Passion is essential but it doesn’t solve everything.
About a month ago I invited one of our lead people to take on a new role. It’s not working out and it’s my fault. They were passionate; but now I see frustration. They’re out of their sweet spot.
Passion isn’t omnipotence or aptitude. For example, I’m passionate that initiatives are completed efficiently with spectacular results. That doesn’t make me a great organizer. I’m learning; but I look to others for that expertise.
It’s my fault when the right people end up doing the wrong things. My job is to maximize the potential of people in my care. I failed this person.
A basic premise:
Dynamic organizations consist of energized individuals doing things they love. When dedicated people lose their passion leaders take action.

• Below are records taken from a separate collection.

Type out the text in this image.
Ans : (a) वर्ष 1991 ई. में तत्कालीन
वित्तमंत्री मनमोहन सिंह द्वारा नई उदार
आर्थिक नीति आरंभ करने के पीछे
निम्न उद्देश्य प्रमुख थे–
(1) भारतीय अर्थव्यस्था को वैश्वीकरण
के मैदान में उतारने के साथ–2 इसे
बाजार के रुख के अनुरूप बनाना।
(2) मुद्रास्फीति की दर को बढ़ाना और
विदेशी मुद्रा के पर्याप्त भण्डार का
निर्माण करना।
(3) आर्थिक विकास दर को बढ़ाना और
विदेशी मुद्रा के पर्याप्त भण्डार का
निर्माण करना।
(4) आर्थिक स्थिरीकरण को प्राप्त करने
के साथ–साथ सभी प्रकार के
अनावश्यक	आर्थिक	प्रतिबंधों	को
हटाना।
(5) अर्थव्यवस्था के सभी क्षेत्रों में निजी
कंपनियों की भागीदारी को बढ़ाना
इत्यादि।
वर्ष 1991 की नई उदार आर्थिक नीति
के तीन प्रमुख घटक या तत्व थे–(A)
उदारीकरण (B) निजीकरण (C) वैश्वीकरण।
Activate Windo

It only took a couple weeks to realize I’d blown it. I went to “Joe,” not his real name, and said, “I want you doing things you love doing. I think you’re great at short-term projects but long-term organization frustrates you.” He concurred.
I reiterated our commitment to create an organization where people do things they love doing.
Finally, I committed to him that we would figure out how to keep him focused on things he loves doing and protect him from things that frustrate him.
Since then, I’ve be working to reassign and better leverage our talent. Two people are shifting focus and one is stepping into new responsibilities. Joe will be in his sweet spot.
Personal struggles may temporarily cool the passion of an otherwise passionate employee or volunteer. When that happens support them. On the other hand, cooling passion may be your fault. In either case, leaders always take responsibility to fuel fires.
What do you do when the right people are doing the wrong things?